From an operations perspective these kinds of outages are nothing new, and underscore why having “many eggs in few baskets” is such a problem. I believe we will see similar incidents when we have the first multi-datacenter failures where multiple providers lose significant parts of their infrastructure in a single geographic area. (Remember: location is a basket too!)

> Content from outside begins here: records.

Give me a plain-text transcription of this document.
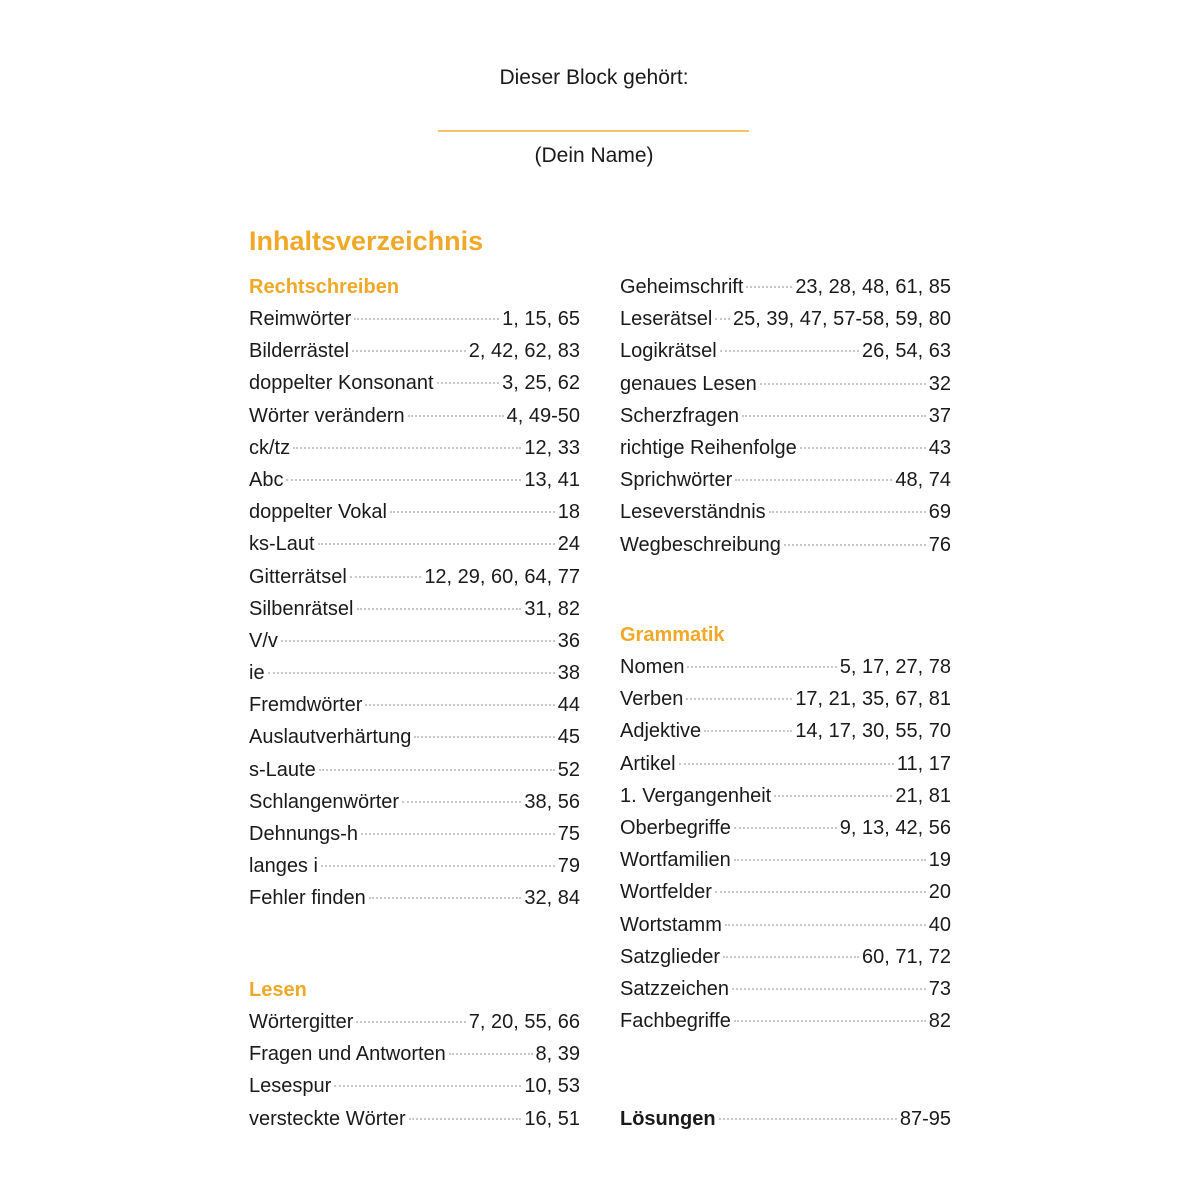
Dieser Block gehört:
(Dein Name)
Inhaltsverzeichnis
Rechtschreiben
Reimwörter	1, 15, 65
Bilderrästel	2, 42, 62, 83
doppelter Konsonant	3, 25, 62
Wörter verändern	4, 49-50
ck/tz	12, 33
Abc	13, 41
doppelter Vokal	18
ks-Laut	24
Gitterrätsel	12, 29, 60, 64, 77
Silbenrätsel	31, 82
V/v	36
ie	38
Fremdwörter	44
Auslautverhärtung	45
s-Laute	52
Schlangenwörter	38, 56
Dehnungs-h	75
langes i	79
Fehler finden	32, 84
Lesen
Wörtergitter	7, 20, 55, 66
Fragen und Antworten	8, 39
Lesespur	10, 53
versteckte Wörter	16, 51
Geheimschrift	23, 28, 48, 61, 85
Leserätsel 25, 39, 47, 57-58, 59, 80
Logikrätsel	26, 54, 63
genaues Lesen	32
Scherzfragen	37
richtige Reihenfolge	43
Sprichwörter	48, 74
Leseverständnis	69
Wegbeschreibung	76
Grammatik
Nomen	5, 17, 27, 78
Verben	17, 21, 35, 67, 81
Adjektive	14, 17, 30, 55, 70
Artikel	11, 17
1. Vergangenheit	21, 81
Oberbegriffe	9, 13, 42, 56
Wortfamilien	19
Wortfelder	20
Wortstamm	40
Satzglieder	60, 71, 72
Satzzeichen	73
Fachbegriffe	82
Lösungen	87-95
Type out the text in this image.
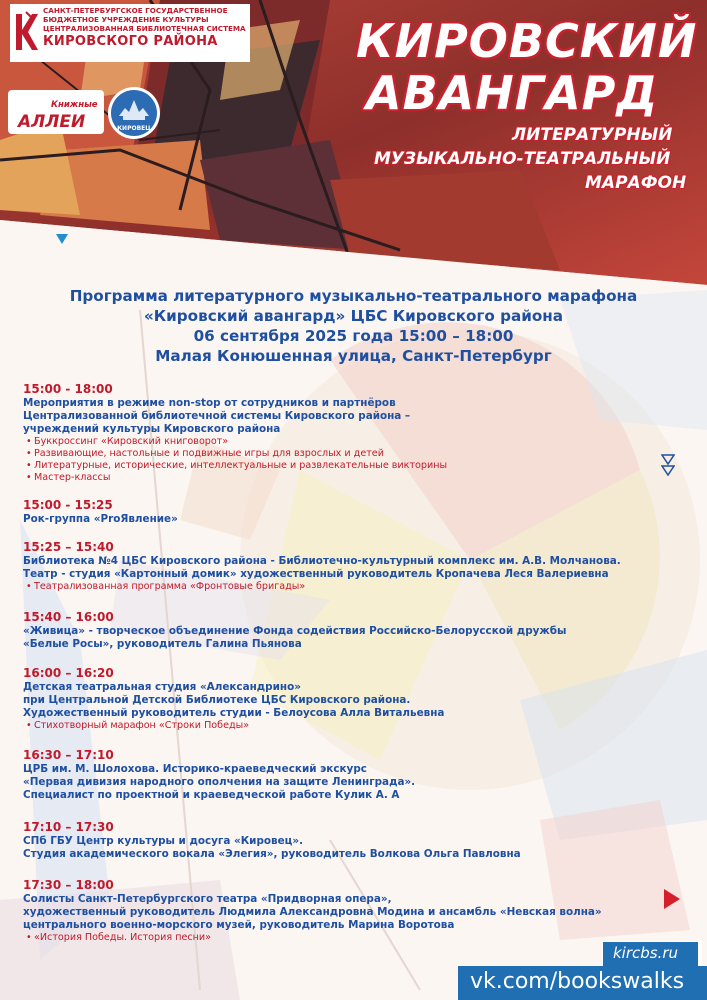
САНКТ-ПЕТЕРБУРГСКОЕ ГОСУДАРСТВЕННОЕ
БЮДЖЕТНОЕ УЧРЕЖДЕНИЕ КУЛЬТУРЫ
ЦЕНТРАЛИЗОВАННАЯ БИБЛИОТЕЧНАЯ СИСТЕМА
КИРОВСКОГО РАЙОНА
Книжные
АЛЛЕИ	КИРОВЕЦ
КИРОВСКИЙ
АВАНГАРД
ЛИТЕРАТУРНЫЙ
МУЗЫКАЛЬНО-ТЕАТРАЛЬНЫЙ
МАРАФОН
Программа литературного музыкально-театрального марафона
«Кировский авангард» ЦБС Кировского района
06 сентября 2025 года 15:00 – 18:00
Малая Конюшенная улица, Санкт-Петербург
15:00 - 18:00
Мероприятия в режиме non-stop от сотрудников и партнёров
Централизованной библиотечной системы Кировского района –
учреждений культуры Кировского района
• Буккроссинг «Кировский книговорот»
• Развивающие, настольные и подвижные игры для взрослых и детей
• Литературные, исторические, интеллектуальные и развлекательные викторины
• Мастер-классы
15:00 - 15:25
Рок-группа «ProЯвление»
15:25 – 15:40
Библиотека №4 ЦБС Кировского района - Библиотечно-культурный комплекс им. А.В. Молчанова.
Театр - студия «Картонный домик» художественный руководитель Кропачева Леся Валериевна
• Театрализованная программа «Фронтовые бригады»
15:40 – 16:00
«Живица» - творческое объединение Фонда содействия Российско-Белорусской дружбы
«Белые Росы», руководитель Галина Пьянова
16:00 – 16:20
Детская театральная студия «Александрино»
при Центральной Детской Библиотеке ЦБС Кировского района.
Художественный руководитель студии - Белоусова Алла Витальевна
• Стихотворный марафон «Строки Победы»
16:30 – 17:10
ЦРБ им. М. Шолохова. Историко-краеведческий экскурс
«Первая дивизия народного ополчения на защите Ленинграда».
Специалист по проектной и краеведческой работе Кулик А. А
17:10 – 17:30
СПб ГБУ Центр культуры и досуга «Кировец».
Студия академического вокала «Элегия», руководитель Волкова Ольга Павловна
17:30 – 18:00
Солисты Санкт-Петербургского театра «Придворная опера»,
художественный руководитель Людмила Александровна Модина и ансамбль «Невская волна»
центрального военно-морского музей, руководитель Марина Воротова
• «История Победы. История песни»
kircbs.ru
vk.com/bookswalks
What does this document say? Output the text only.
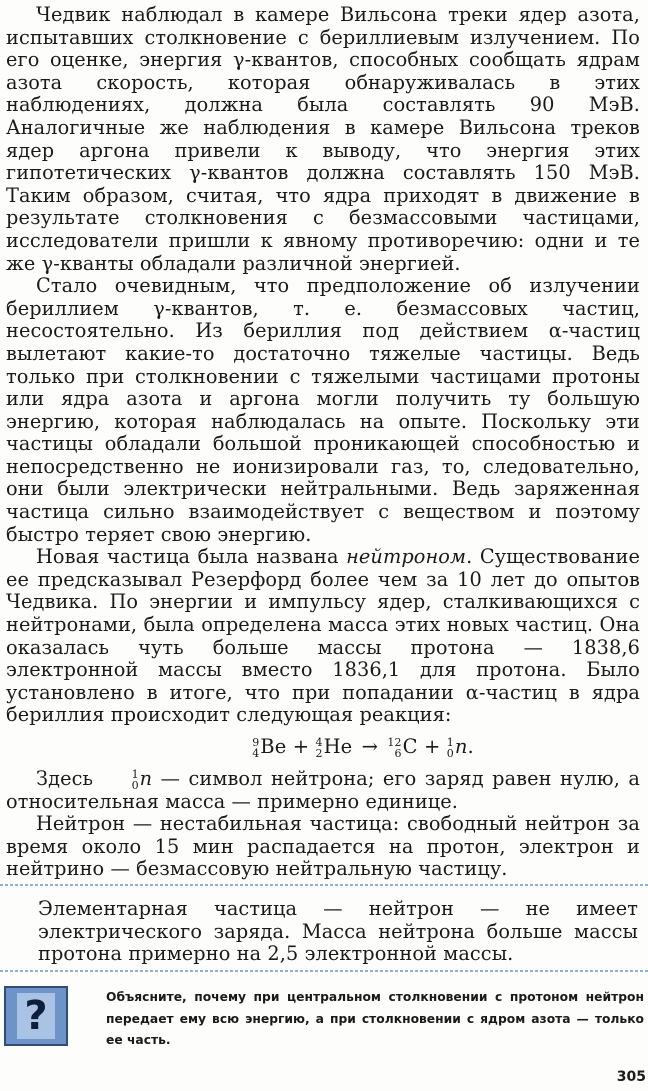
Чедвик наблюдал в камере Вильсона треки ядер азота, испытавших столкновение с бериллиевым излучением. По его оценке, энергия γ-квантов, способных сообщать ядрам азота скорость, которая обнаруживалась в этих наблюдениях, должна была составлять 90 МэВ. Аналогичные же наблюдения в камере Вильсона треков ядер аргона привели к выводу, что энергия этих гипотетических γ-квантов должна составлять 150 МэВ. Таким образом, считая, что ядра приходят в движение в результате столкновения с безмассовыми частицами, исследователи пришли к явному противоречию: одни и те же γ-кванты обладали различной энергией.

Стало очевидным, что предположение об излучении бериллием γ-квантов, т. е. безмассовых частиц, несостоятельно. Из бериллия под действием α-частиц вылетают какие-то достаточно тяжелые частицы. Ведь только при столкновении с тяжелыми частицами протоны или ядра азота и аргона могли получить ту большую энергию, которая наблюдалась на опыте. Поскольку эти частицы обладали большой проникающей способностью и непосредственно не ионизировали газ, то, следовательно, они были электрически нейтральными. Ведь заряженная частица сильно взаимодействует с веществом и поэтому быстро теряет свою энергию.

Новая частица была названа нейтроном. Существование ее предсказывал Резерфорд более чем за 10 лет до опытов Чедвика. По энергии и импульсу ядер, сталкивающихся с нейтронами, была определена масса этих новых частиц. Она оказалась чуть больше массы протона — 1838,6 электронной массы вместо 1836,1 для протона. Было установлено в итоге, что при попадании α-частиц в ядра бериллия происходит следующая реакция:

9
4 Be + 4
2 He → 12
6 C + 1
0 n.

Здесь	1
0 n — символ нейтрона; его заряд равен нулю, а относительная масса — примерно единице.

Нейтрон — нестабильная частица: свободный нейтрон за время около 15 мин распадается на протон, электрон и нейтрино — безмассовую нейтральную частицу.

Элементарная частица — нейтрон — не имеет электрического заряда. Масса нейтрона больше массы протона примерно на 2,5 электронной массы.

?	Объясните, почему при центральном столкновении с протоном нейтрон передает ему всю энергию, а при столкновении с ядром азота — только ее часть.
305
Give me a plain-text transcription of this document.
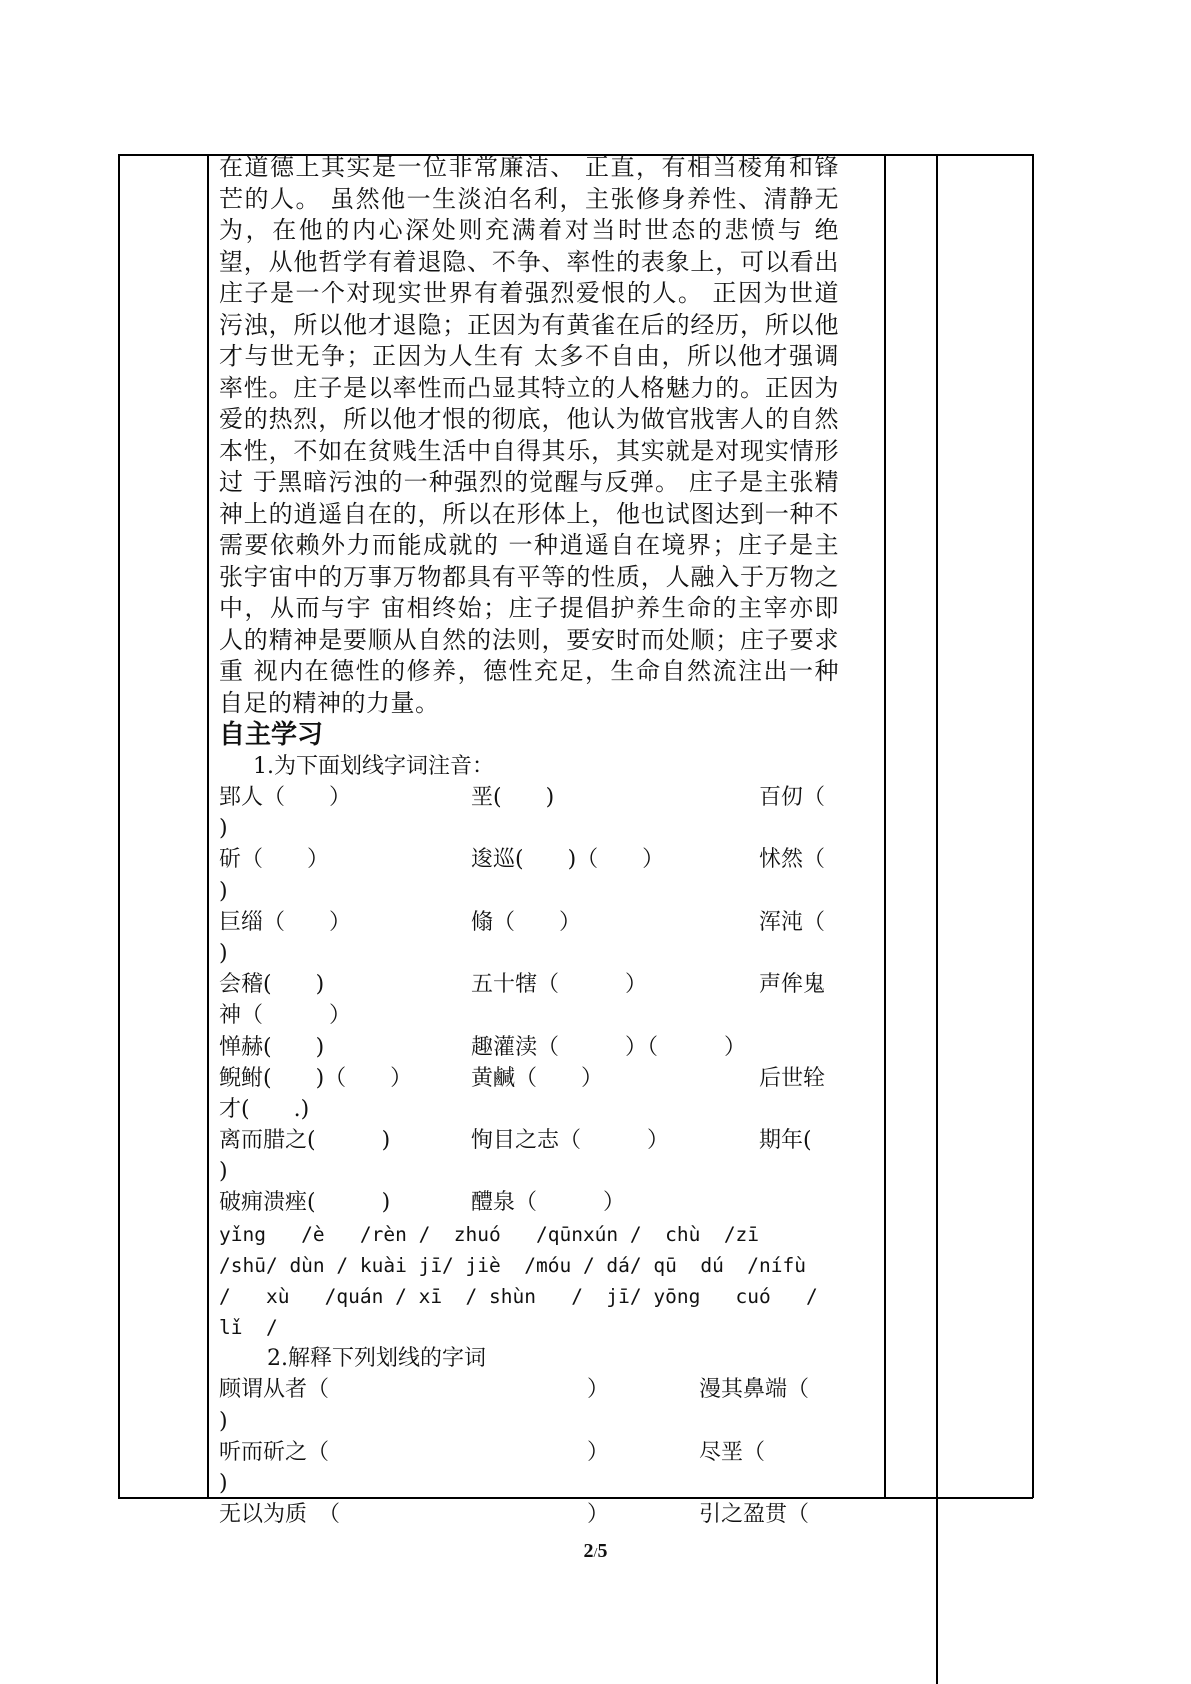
在道德上其实是一位非常廉洁、 正直，有相当棱角和锋芒的人。 虽然他一生淡泊名利，主张修身养性、清静无为，在他的内心深处则充满着对当时世态的悲愤与 绝望，从他哲学有着退隐、不争、率性的表象上，可以看出庄子是一个对现实世界有着强烈爱恨的人。 正因为世道污浊，所以他才退隐；正因为有黄雀在后的经历，所以他才与世无争；正因为人生有 太多不自由，所以他才强调率性。庄子是以率性而凸显其特立的人格魅力的。正因为爱的热烈，所以他才恨的彻底，他认为做官戕害人的自然本性，不如在贫贱生活中自得其乐，其实就是对现实情形过 于黑暗污浊的一种强烈的觉醒与反弹。 庄子是主张精神上的逍遥自在的，所以在形体上，他也试图达到一种不需要依赖外力而能成就的 一种逍遥自在境界；庄子是主张宇宙中的万事万物都具有平等的性质，人融入于万物之中，从而与宇 宙相终始；庄子提倡护养生命的主宰亦即人的精神是要顺从自然的法则，要安时而处顺；庄子要求重 视内在德性的修养，德性充足，生命自然流注出一种自足的精神的力量。

自主学习

1.为下面划线字词注音：

郢人（　　）	垩(　　)	百仞（
)
斫（　　）	逡巡(　　)（　　）	怵然（
)
巨缁（　　）	翛（　　）	浑沌（
)
会稽(　　)	五十犗（　　　）	声侔鬼
神（　　　）
惮赫(　　)	趣灌渎（　　　）（　　　）
鲵鲋(　　)（　　）	黄鹹（　　）	后世辁
才(　　.)
离而腊之(　　　)	恂目之志（　　　）	期年(
)
破痈溃痤(　　　)	醴泉（　　　）
yǐng   /è   /rèn /  zhuó   /qūnxún /  chù  /zī
/shū/ dùn / kuài jī/ jiè  /móu / dá/ qū  dú  /nífù
/   xù   /quán / xī  / shùn   /  jī/ yōng   cuó   /
lǐ  /

2.解释下列划线的字词

顾谓从者（	）	漫其鼻端（
)
听而斫之（	）	尽垩（
)
无以为质　（	）	引之盈贯（
2/5
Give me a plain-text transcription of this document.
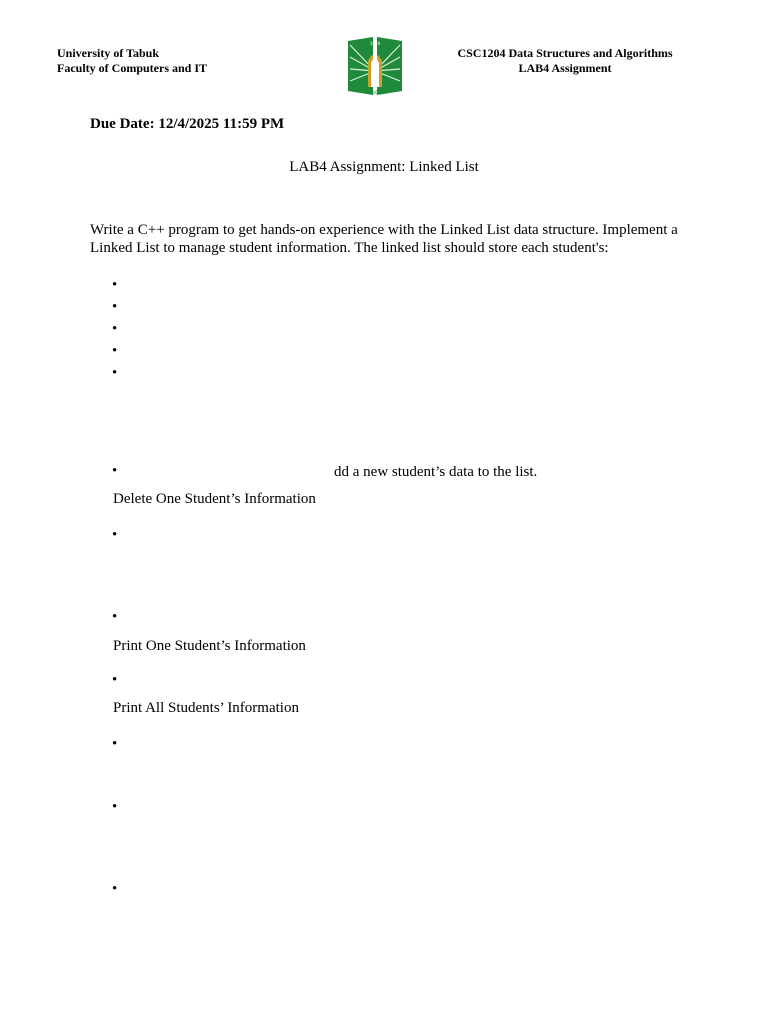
University of Tabuk
Faculty of Computers and IT
1678
2006
CSC1204 Data Structures and Algorithms
LAB4 Assignment
Due Date: 12/4/2025 11:59 PM
LAB4 Assignment: Linked List
Write a C++ program to get hands-on experience with the Linked List data structure. Implement a Linked List to manage student information. The linked list should store each student's:
•
•
•
•
•
•	dd a new student’s data to the list.
Delete One Student’s Information
•
•
Print One Student’s Information
•
Print All Students’ Information
•
•
•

To really understand the current issue, I recommend Neal Stephenson’s incredible (and lengthy) Wired article from 1996 entitled “Mother Earth Mother Board“:
[…] It sometimes seems as though every force of nature, every flaw in the human character, and every biological organism on the planet is engaged in a competition to see which can sever the most cables. The Museum of Submarine Telegraphy in Porthcurno, England, has a display of wrecked cables bracketed to a slab of wood. Each is labeled with its cause of failure, some of which sound dramatic, some cryptic, some both: trawler maul, spewed core, intermittent disconnection, strained core, teredo worms, crab’s nest, perished core, fish bite, even “spliced by Italians.” The teredo worm is like a science fiction creature, a bivalve with a rasp-edged shell that it uses like a buzz saw to cut through wood – or through submarine cables. Cable companies learned the hard way, early on, that it likes to eat gutta-percha, and subsequent cables received a helical wrapping of copper tape to stop it.
[…] There is also the obvious threat of sabotage by a hostile government, but, surprisingly, this almost never happens. When cypherpunk Doug Barnes was researching his Caribbean project, he spent some time looking into this, because it was exactly the kind of threat he was worried about in the case of a data haven. Somewhat to his own surprise and relief, he concluded that it simply wasn’t going to happen. “Cutting a submarine cable,” Barnes says, “is like starting a nuclear war. It’s easy to do, the results are devastating, and as soon as one country does it, all of the others will retaliate.”
As the capacity of optical fibers climbs, so does the economic damage caused when the cable is severed. FLAG makes its money by selling capacity to long-distance carriers, who turn around and resell it to end users at rates that are increasingly determined by what the market will bear. If FLAG gets chopped, no calls get through. The carriers’ phone calls get routed to FLAG’s competitors (other cables or satellites), and FLAG loses the revenue represented by those calls until the cable is repaired. The amount of revenue it loses is a function of how many calls the cable is physically capable of carrying, how close to capacity the cable is running, and what prices the market will bear for calls on the broken cable segment. In other words, a break between Dubai and Bombay might cost FLAG more in revenue loss than a break between Korea and Japan if calls between Dubai and Bombay cost more.
The rule of thumb for calculating revenue loss works like this: for every penny per minute that the long distance market will bear on a particular route, the loss of revenue, should FLAG be severed on that route, is about $3,000 a minute. So if calls on that route are a dime a minute, the damage is $30,000 a minute, and if calls are a dollar a minute, the damage is almost a third of a million dollars for every minute the cable is down. Upcoming advances in fiber bandwidth may push this figure, for some cables, past the million-dollar-a-minute mark. [Link]
Update Feb-06 @ 08:52 GMT: I am aware of five cable segments that are experiencing problems, including one that was reported on January 23rd which had a repair already underway. I don’t think this is a “fifth cut” as some people are starting to report, and I’ll post an update if that changes.
A lot of needless confusion and worry could be avoided if FLAG Telecom and the other carriers involved would provide timely and useful updates on their website. It appears that they are doing a good job of restoring connectivity, but they are terrible job of telling an increasingly concerned public exactly what is going on. This kind of confusion resulted in false reports that “Iran was completely offline“, which was corrected by the Renesys blog team after the story spread to influential blogs, Slashdot, Digg, and the mainstream media.